Rep. mulls grading agencies on security

The head of a technology lobbying group last week suggested that Rep. Stephen Horn (R-Calif.) should apply the same grading system used to evaluate agencies on fixing computers for the Year 2000 problem to agencies' efforts to protect their computer systems from hackers.

Harris Miller, president of the Information Technology Association of America, told Horn that the grading system he developed for rating agencies' progress in fixing Year 2000 bugs "has been a tremendous tool for focusing attention on the [Year 2000] problem."

Harris, testifying at a joint House hearing of the subcommittee on Government Management, Information and Technology, and the Science Committee's Technology subcommittee, suggested that Horn could use several criteria for the grading process, including reports of intrusion and how much an agency spends on computer security. "The report card can help turn the attention toward the problem,'' Harris said. "Make no mistake about it: Information security is the next Year 2000 issue for the IT community and its users."

Horn, chairman of the Government Management Subcommittee, has not decided whether to grade agencies on how well their systems are secured. But computer security is clearly on the subcommittee's agenda.

"The rush to solve the Year 2000 problem may have created another more insidious and potentially troubling problem," Horn said in his opening remarks. "We will discuss the danger that government agencies, corporations and individuals are now more vulnerable to computer fraud, whether it is in the form of electronic robberies or information warfare."

Attention has been focused on computer security since the Gartner Group Inc. released a report in April concluding that more than $1 billion may be stolen by hackers through lapses in computer security directly resulting from Year 2000 remediation efforts. According to Gartner Group, in the case of the potential $1 billion electronic theft or fraud, the motive will likely be one of greed combined with a highly skilled software engineer who feels unappreciated or under-recognized.

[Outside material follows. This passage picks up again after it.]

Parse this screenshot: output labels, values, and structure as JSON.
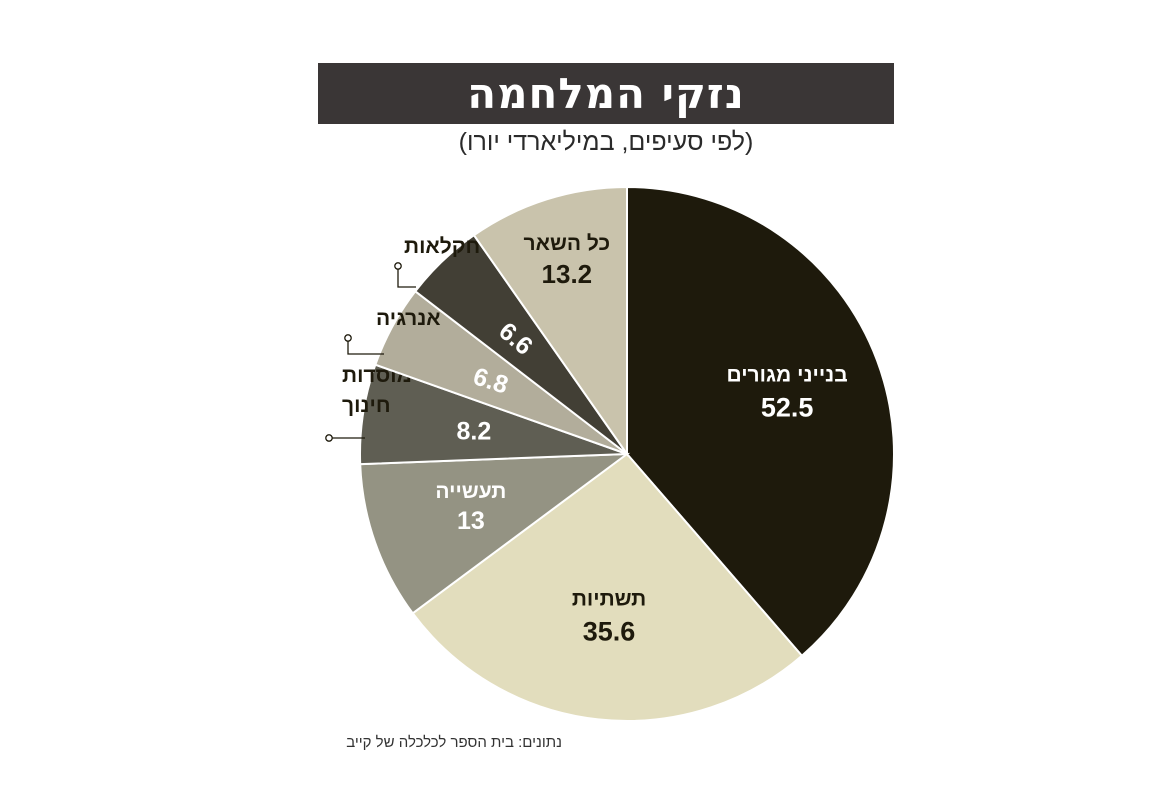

"The concern involves something called 'trap doors' - computer coding that can give unscrupulous contractors access to the sensitive information in a computer long after their Year 2000 work is completed," Horn said. "From bank accounts and intellectual property to medical records and defense secrets, companies and government agencies have given contractors the keys that unlock an enormous storehouse of information.''

Miller said government and industry must work to find common ground on information security to address the concerns of law enforcement while respecting constitutional rights to privacy.

"Threats come in many forms: mischief-minded hackers, disgruntled employees, cyberterrorists and rogue nations," Miller said. "This issue is bigger than Y2K and has the potential for greater long-term vulnerabilities if industry and government do not find ways to work together now."

Horn and Rep. Constance Morella, (R-Md.), chairwoman of the technology subcommittee, held the joint hearing to focus on how the federal government and corporations protect their computer systems.

"The most effective theft and fraud deterrent is the perception that there are very high levels of security," said Joe Pucciarelli, vice president and research director at Gartner Group. "Procedure reviews must limit the ability of a single individual to make changes or initiate activities without a second person participating in the process.''

For the federal government, witnesses suggested creating a computer security czar whose role would be to help agencies protect their systems. The security czar's responsibilities should be similar to those of John Koskinen, chairman of the President's Council on Year 2000 Conversion. "The [computer security] czar must have direct access to the executives," Miller said. "That person must have access to the cabinet, vice president and president, like Koskinen."

Pucciarelli suggested that agencies' inspectors general could help agencies protect systems by keeping top management updated on security issues. But the inspectors general should be accountable to someone such as a computer security czar, he said.